Background: The outbreak of COVID-19 with its severe social restrictions touched the daily life of most people. While everyday social life becomes difficult for citizens with economic and cultural capital, it becomes even worse for vulnerable groups such as persons with mental health and substance use disorders, who are particularly vulnerable to social exclusion. The aim of this study is to investigate how the first COVID-19 lockdown affected the everyday life and health of persons with co-occurring mental health and substance use disorders.
Methods: This qualitative study reports data from 17 individual interviews and one focus group of five participants, all with a self-reported mental health and substance use disorder. Interviews were conducted based on a semi-structured interview guide in September and October 2020 in a medium-sized local authority in Norway. Data were analysed using thematic analysis. A reference group of people with varied knowledge and experiences of the phenomenon were involved in study design, recruitment, data generation and analysis.

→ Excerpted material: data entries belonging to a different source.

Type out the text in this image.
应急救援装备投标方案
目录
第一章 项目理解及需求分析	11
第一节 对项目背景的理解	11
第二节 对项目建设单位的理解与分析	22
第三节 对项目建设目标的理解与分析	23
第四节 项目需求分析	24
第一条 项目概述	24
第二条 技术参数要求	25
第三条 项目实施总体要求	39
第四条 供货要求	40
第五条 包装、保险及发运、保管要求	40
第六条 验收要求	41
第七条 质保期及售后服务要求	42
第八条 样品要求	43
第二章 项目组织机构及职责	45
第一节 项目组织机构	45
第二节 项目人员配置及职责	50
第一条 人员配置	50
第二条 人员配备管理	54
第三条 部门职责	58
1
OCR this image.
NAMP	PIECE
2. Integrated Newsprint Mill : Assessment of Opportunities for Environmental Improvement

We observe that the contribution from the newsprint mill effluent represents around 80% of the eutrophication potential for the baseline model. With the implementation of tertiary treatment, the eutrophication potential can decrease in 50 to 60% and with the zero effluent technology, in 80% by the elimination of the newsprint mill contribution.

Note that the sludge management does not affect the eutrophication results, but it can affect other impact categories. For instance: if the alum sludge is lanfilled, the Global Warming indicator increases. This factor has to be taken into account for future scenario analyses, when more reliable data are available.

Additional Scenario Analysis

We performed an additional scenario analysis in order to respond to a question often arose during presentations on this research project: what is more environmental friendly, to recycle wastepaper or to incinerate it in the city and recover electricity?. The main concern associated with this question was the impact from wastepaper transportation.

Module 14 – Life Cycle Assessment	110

Results: The analysis identified four interrelated main themes, describing how the first lockdown affected the everyday life and health of persons suffering from a mental health and substance use disorder: 1) The COVID-19 outbreak as a perceived challenge, 2) A decline in mental health and well-being, 3) Increased substance use challenges, and 4) Diverse experiences with health and social services. The results show that people with a co-occurring disorder have challenges with digital tools and/or do not have the appropriate equipment. Further, participants were not concerned about becoming infected themselves, but infecting others.